Lalu, kau bertutur soal fashion dan koleksi baju yang menurutmu tak mesti menuruti kata zaman. Juga tentang kegemaran masa kecilmu pada busana bergaya klasik yang katamu tak pernah ketinggalan masa. Busana itu hanya pembalut tubuh, begitu kata sebagian orang. Nyatanya, kau pun lebih memilih busana yang enak dipakai. “Koleksi bajuku tak terlalu up to date juga, kok,” ucapmu, jujur.

Selain menggemari musik klasik, kau pun mahir memainkan piano. Persis saat kau memainkan bola basket dengan daya motorik kakimu yang mengagumkan. Dari kelincahan jemari lentikmu, lalu lahirlah irama Consolotion dari Fransz List atau Gragmen dari Jaya Suprana. Adakalanya, lagu-lagu yang kau mainkan mengagungkan romantisme dengan penghayatanmu yang mendalam. Katamu lagi, kau agak moody saat di depan piano.

Seperti sifatmu yang simpel, kau pun menyukai film-film bertema ringan, meski kau prasyaratkan harus ada pesan yang disampaikan. “Beautiful Mind”, misalnya. Kau pun begitu mahir memilih aktor dambaan. Robert de Niro, Jack Nicholson, atau aktris sekaliber Sandra Bullock, Julia Robert, dan Nicole Kidman yang mengharu-biru itu.

Meski kau kini telah jadi pesohor, gaya tradisional maupun etnik masih membelit kalbumu. Tak aneh bila kau lebih suka berlibur di pantai dan menikmati pemandangan alam, daripada berplesir di tengah belantara gedung. Satu yang berubah darimu. Kau yang dulu menggandrungi warna-warna kuat, kini tak lagi. Itukah tandanya aura kelembutan seorang wanita telah mengalahkan sifat tomboy-mu? Hanya senyummu sebagai jawaban, di sana.

The Sweatest Dream

Orang bilang, lengkapnya seorang wanita dapat dirasakan bila ia hidup dengan lelaki pilihan, plus renyah suara anak-anak yang meningkahinya. Begitu juga dengan dirimu. Bagimu, usiamu saat ini memang terasa ideal jika dijalani bersama seorang terkasih hati. Toh, komitmen untuk membangun sebuah kerajan mungil bernama rumah tangga, belum juga kau lakukan.

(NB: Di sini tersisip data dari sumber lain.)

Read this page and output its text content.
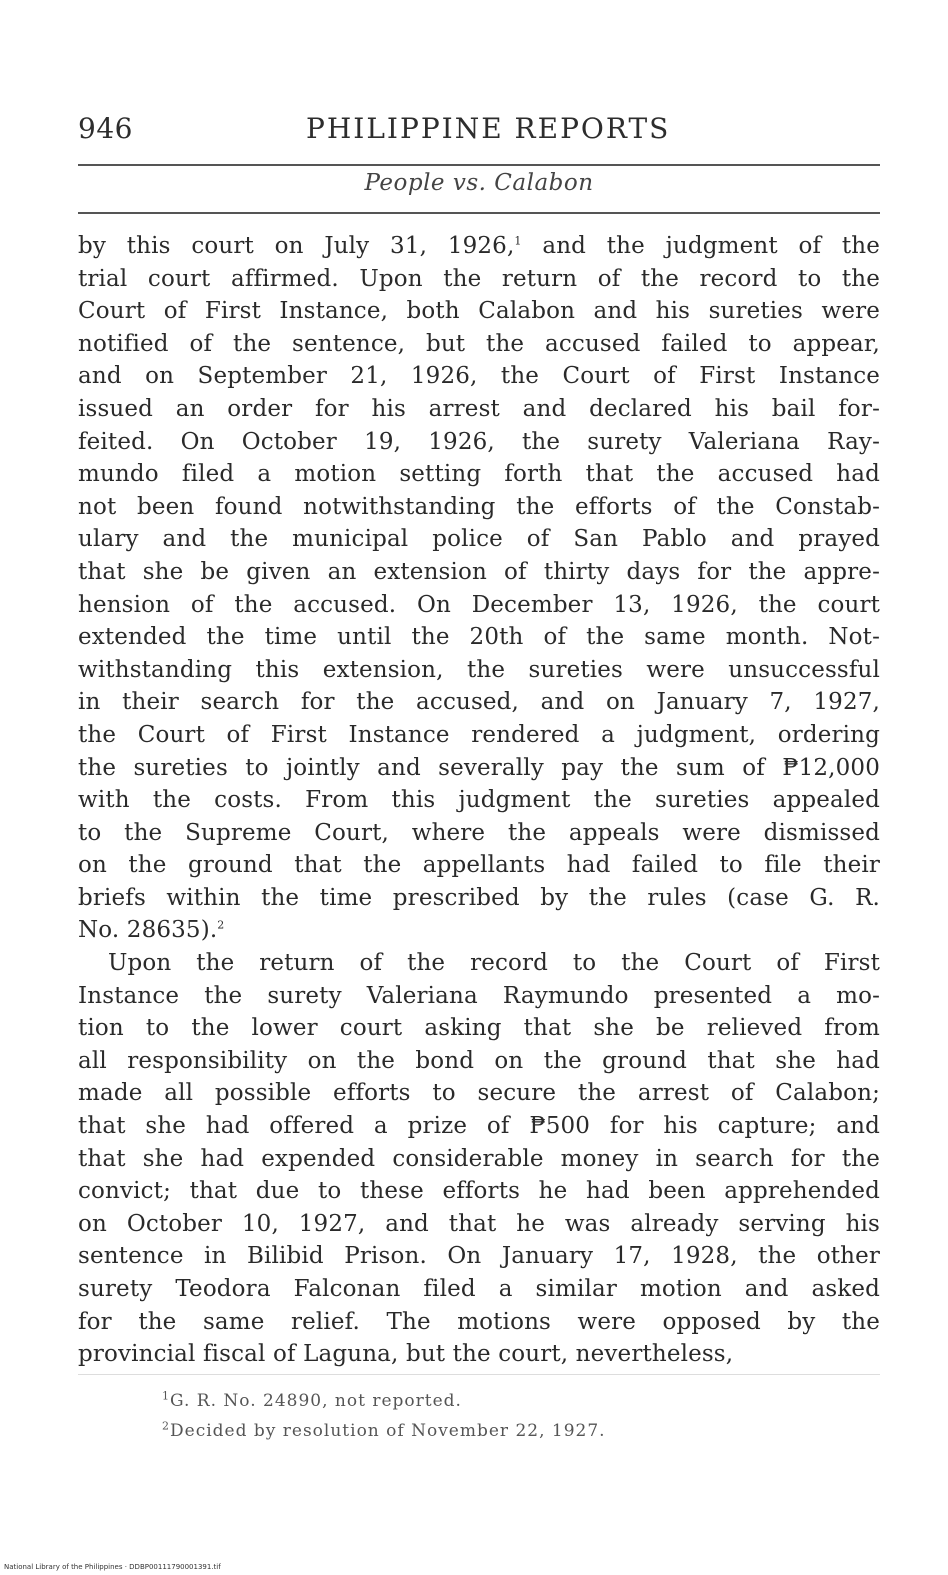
946	PHILIPPINE REPORTS
People vs. Calabon
by this court on July 31, 1926,$^1$ and the judgment of the
trial court affirmed. Upon the return of the record to the
Court of First Instance, both Calabon and his sureties were
notified of the sentence, but the accused failed to appear,
and on September 21, 1926, the Court of First Instance
issued an order for his arrest and declared his bail for-
feited. On October 19, 1926, the surety Valeriana Ray-
mundo filed a motion setting forth that the accused had
not been found notwithstanding the efforts of the Constab-
ulary and the municipal police of San Pablo and prayed
that she be given an extension of thirty days for the appre-
hension of the accused. On December 13, 1926, the court
extended the time until the 20th of the same month. Not-
withstanding this extension, the sureties were unsuccessful
in their search for the accused, and on January 7, 1927,
the Court of First Instance rendered a judgment, ordering
the sureties to jointly and severally pay the sum of ₱12,000
with the costs. From this judgment the sureties appealed
to the Supreme Court, where the appeals were dismissed
on the ground that the appellants had failed to file their
briefs within the time prescribed by the rules (case G. R.
No. 28635).$^2$
Upon the return of the record to the Court of First
Instance the surety Valeriana Raymundo presented a mo-
tion to the lower court asking that she be relieved from
all responsibility on the bond on the ground that she had
made all possible efforts to secure the arrest of Calabon;
that she had offered a prize of ₱500 for his capture; and
that she had expended considerable money in search for the
convict; that due to these efforts he had been apprehended
on October 10, 1927, and that he was already serving his
sentence in Bilibid Prison. On January 17, 1928, the other
surety Teodora Falconan filed a similar motion and asked
for the same relief. The motions were opposed by the
provincial fiscal of Laguna, but the court, nevertheless,
$^1$G. R. No. 24890, not reported.
$^2$Decided by resolution of November 22, 1927.
National Library of the Philippines · DDBP00111790001391.tif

Katamu, kau masih punya banyak pertimbangan lain, utamanya untuk lebih banyak tahu soal dia, lelaki pilihan itu. Bukan saja karena ia bakal menjadi nahkoda buatmu, tapi seorang imam dari segala aspek. Agama, pendidikan, kehidupan, dengan segala tanggung jawabnya. Dia memang harus seperti itu, Alia. Aku pun terlalu menyayangkan bila jiwa ragamu tak mendapat pelindung yang setimpal denganmu.

Belum lagi soal mimpimu menjadi anchor profesional yang diperhitungkan, kelak. Walau telah menggantongi gelar insinyur, kau ternyata lebih menggandrungi bidang komunikasi atau broadcasting sebagai pilihan profesimu. “Aku ingin sekolah lagi. Kalau bisa di Inggris,” katamu, pelan.

Aku tahu jawaban atas pilihanmu itu. Setiap kali membaca atau bertemu orang, kau terasa mendapat sesuatu yang baru. Itu yang membuat kau gemar berkomunikasi, kini. Katamu, kau dapat memberikan nilai tersendiri dalam hubungan antarmanusia.

Memang, misi yang selalu ternanam dalam jiwamu adalah memberi dan memberi. Bukan semata mengandalkan pemberian finansial, tapi juga motivasi, pemikiran, dan inspirasi. Semua itu adalah pencapaian berharga bagimu.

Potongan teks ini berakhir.